Il faut souligner qu’il s’agit d’une étude observationnelle dont la principale limite est que l’on ne peut pas conclure à un lien de causalité. Mais l’espoir demeure. En effet, un essai clinique randomisé versus placebo mis en place aux Etats-Unis après la publication des premiers résultats de l’AP-HP en juillet 2020 semble confirmer l’effet inattendu des antidépresseurs pour limiter les formes sévères. Ainsi, l’étude, publiée dans le Journal of the American Medical Association en novembre 2020, montre qu’aucun des 80 patients atteints de Covid-19 et traités par un antidépresseur, la fluvoxamine, ne présentait d’aggravation clinique, contre 6 des 72 patients recevant un placebo.

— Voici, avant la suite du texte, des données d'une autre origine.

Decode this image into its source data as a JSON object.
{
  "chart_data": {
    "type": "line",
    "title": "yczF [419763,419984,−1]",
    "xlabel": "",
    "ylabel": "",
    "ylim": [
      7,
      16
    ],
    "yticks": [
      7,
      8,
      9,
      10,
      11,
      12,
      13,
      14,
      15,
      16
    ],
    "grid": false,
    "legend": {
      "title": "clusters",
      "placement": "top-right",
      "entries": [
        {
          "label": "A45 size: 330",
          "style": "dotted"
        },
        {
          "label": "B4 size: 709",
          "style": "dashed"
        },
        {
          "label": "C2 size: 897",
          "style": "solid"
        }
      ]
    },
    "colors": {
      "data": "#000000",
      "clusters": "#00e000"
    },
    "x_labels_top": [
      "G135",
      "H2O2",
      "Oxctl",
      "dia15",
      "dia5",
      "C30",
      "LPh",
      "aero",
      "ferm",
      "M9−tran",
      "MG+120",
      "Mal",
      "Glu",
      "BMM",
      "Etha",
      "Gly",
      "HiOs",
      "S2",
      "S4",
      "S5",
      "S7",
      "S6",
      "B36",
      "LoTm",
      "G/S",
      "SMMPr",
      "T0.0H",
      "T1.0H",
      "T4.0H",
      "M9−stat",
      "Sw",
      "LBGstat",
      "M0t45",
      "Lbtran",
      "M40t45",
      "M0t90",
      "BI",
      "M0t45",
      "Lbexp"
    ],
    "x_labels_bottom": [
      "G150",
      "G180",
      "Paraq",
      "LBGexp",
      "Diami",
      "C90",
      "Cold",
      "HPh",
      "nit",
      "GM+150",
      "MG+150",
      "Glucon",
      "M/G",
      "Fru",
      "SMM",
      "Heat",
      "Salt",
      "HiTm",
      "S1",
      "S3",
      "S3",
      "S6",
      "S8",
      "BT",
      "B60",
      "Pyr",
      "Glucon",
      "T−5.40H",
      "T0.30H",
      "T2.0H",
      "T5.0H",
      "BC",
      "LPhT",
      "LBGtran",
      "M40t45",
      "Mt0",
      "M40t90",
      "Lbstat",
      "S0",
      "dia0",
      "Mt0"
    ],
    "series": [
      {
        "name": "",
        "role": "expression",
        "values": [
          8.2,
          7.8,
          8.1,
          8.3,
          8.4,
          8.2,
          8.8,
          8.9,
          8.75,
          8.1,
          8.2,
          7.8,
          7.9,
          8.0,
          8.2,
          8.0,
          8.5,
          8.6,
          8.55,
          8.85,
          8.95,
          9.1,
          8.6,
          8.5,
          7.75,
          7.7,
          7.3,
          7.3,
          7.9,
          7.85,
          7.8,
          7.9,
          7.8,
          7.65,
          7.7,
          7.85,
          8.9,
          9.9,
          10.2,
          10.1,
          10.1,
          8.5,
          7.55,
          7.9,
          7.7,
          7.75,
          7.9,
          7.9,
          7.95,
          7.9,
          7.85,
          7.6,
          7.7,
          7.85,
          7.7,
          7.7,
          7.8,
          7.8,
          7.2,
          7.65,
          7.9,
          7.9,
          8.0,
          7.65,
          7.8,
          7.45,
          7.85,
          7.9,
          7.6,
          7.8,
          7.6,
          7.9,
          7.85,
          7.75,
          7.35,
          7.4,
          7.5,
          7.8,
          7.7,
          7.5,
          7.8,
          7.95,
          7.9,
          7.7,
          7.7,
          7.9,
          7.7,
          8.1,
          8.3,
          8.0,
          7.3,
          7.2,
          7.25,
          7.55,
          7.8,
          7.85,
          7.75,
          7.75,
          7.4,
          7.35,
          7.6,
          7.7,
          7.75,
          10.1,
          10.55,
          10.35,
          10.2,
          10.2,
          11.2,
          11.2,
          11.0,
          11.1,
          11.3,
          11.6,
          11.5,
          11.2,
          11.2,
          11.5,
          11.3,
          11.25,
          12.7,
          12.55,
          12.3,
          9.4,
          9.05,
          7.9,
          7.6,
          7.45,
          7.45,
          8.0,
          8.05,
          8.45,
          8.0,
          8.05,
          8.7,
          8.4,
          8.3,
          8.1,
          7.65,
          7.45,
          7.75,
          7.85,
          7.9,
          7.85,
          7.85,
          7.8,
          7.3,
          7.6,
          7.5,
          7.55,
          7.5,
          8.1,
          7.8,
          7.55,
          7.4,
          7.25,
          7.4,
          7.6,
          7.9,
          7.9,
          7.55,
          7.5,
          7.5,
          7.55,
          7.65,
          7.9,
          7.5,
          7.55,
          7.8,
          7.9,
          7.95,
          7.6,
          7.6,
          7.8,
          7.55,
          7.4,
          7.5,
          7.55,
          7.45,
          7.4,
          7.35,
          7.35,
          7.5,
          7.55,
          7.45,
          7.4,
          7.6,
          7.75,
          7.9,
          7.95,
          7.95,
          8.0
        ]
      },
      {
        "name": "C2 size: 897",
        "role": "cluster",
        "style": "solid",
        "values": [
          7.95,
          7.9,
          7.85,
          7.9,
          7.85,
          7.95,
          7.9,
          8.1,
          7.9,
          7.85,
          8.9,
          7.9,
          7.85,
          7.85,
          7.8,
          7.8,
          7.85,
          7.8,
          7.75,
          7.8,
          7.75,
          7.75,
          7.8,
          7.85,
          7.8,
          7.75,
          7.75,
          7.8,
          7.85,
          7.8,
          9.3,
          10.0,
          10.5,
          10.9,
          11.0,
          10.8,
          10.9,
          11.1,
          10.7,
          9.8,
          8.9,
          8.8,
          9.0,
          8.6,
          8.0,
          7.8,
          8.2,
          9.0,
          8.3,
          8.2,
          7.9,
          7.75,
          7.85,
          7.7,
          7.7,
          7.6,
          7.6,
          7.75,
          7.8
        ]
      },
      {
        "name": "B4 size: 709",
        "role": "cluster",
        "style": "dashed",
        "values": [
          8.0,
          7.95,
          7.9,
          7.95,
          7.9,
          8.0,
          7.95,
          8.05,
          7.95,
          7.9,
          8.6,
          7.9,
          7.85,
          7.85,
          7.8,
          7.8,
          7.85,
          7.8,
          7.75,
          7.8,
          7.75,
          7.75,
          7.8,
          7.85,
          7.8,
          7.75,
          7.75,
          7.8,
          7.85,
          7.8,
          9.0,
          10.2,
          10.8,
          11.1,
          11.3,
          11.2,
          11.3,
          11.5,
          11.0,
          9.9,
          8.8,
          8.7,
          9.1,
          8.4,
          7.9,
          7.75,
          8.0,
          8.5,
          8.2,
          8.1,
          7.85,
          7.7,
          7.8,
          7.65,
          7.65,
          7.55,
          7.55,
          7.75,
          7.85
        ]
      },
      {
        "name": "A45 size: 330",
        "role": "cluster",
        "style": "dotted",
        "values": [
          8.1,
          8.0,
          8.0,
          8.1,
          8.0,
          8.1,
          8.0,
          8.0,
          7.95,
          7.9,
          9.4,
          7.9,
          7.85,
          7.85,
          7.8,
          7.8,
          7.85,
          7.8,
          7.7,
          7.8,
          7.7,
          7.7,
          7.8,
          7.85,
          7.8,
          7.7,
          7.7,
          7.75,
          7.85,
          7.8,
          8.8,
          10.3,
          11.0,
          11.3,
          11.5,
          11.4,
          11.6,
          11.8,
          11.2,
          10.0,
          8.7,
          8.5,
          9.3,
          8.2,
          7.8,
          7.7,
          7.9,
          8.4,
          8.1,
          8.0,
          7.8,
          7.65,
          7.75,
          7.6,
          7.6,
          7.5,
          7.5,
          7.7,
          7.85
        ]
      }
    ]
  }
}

Prochaine étape, afin de confirmer ces données prometteuses, l’AP-HP va lancer un essai de grande ampleur sur des centaines de patients.

Sources :

  • “Hoertel N et al. Association between antidepressant use and reduced risk of intubation or death in hospitalized patients with COVID-19: results from an observational study”, Molecular Psychiatry, 4 février 2021.
  • “Fluvoxamine vs Placebo and Clinical Deterioration in Outpatients With Symptomatic COVID-19”, JAMA, 12 novembre 2020.
  • “Association entre l’utilisation de certains traitements antidépresseurs et la réduction du risque d’intubation ou de décès chez des patients hospitalisés pour COVID-19”, AP-HP, 5 février 2021.